31 May 2006
MANFREDINI: 12 Concerti op. 3
The general aversion of the listening public to vocal music can nowhere be more easily seen than in the comparative success of the operatic and instrumental works of the Italian baroque.
The general aversion of the listening public to vocal music can nowhere be more easily seen than in the comparative success of the operatic and instrumental works of the Italian baroque.
Any Italian composer with some degree of success ( i.e. published works) must by now have multiple recordings of multiple concerti available on disc. Think of Leonardo Leo, Francesco Durante, Tommaso Albinoni, Francesco Manfredini. And yet virtually nothing in the way of operas is available on recordings from these same figures. Listening to vocal music takes a level of music concentration beyond that necessary for consumption of instrumental music, beginning with a willingness to enter the poetry of the text and the drama of the plot, and for most listeners, grappling with a language that is not their native tongue. Instrumental music is far more accessible. All this means that the present disc is far from a discographic debut.
Manfredini was from the provinces, born in Pistoia, and spending most of his career there. Then, as now, Pistoia was hardly a leading cultural center in Tuscany. Manfredini studied and was employed as violinist in Bologna as a young man, spent several years in Monaco, but returned to Pistoia in 1724 as choir director at the Cathedral, and remained there until his death in 1762. All of his published works were issued in Bologna between 1704 and 1718 (the concertos, op. 3), with one posthumous collection issued almost fifty years later in London.
These concertos are short (three movements, usually under seven minutes), easily digestable, far from challenging, the sort of thing you might expect on the radio between seven and nine AM, say. That is their virtue and their defect. They are well-made, but there is as much difference between the various concertos as there is between the contents of a nice box of petit-fours. Individually, they may be sweet and tasty, but only the hardiest or most gluttonous could imagine eating the whole box. Cloying, in a word.
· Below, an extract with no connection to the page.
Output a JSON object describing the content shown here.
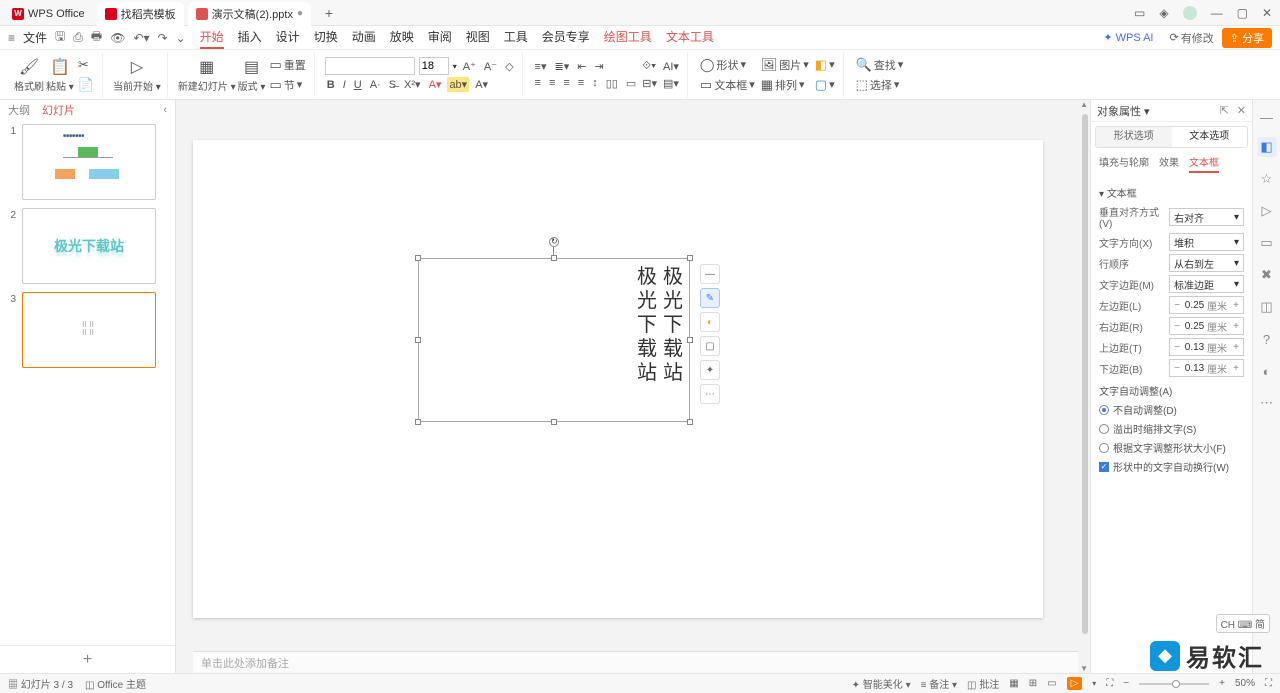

It is revealing that "in order to offer the hearer a varied listening experience" (in the words of the note), the producers have chosen to present the works out of numerical order.
As far as I know, this is the third complete recording of the set, with a deluxe set on Vox back in the glory days of the Italian baroque concerto on disc (1956), and a more recent set on Naxos. The Naxos set, by the Capella Istropolitana, is more in the vein of the modern performance on modern instruments, full tone, vibrato, etc., and Rémy and party follow the "historically-informed performance line", but it is not enough to bring these weak pieces back to life.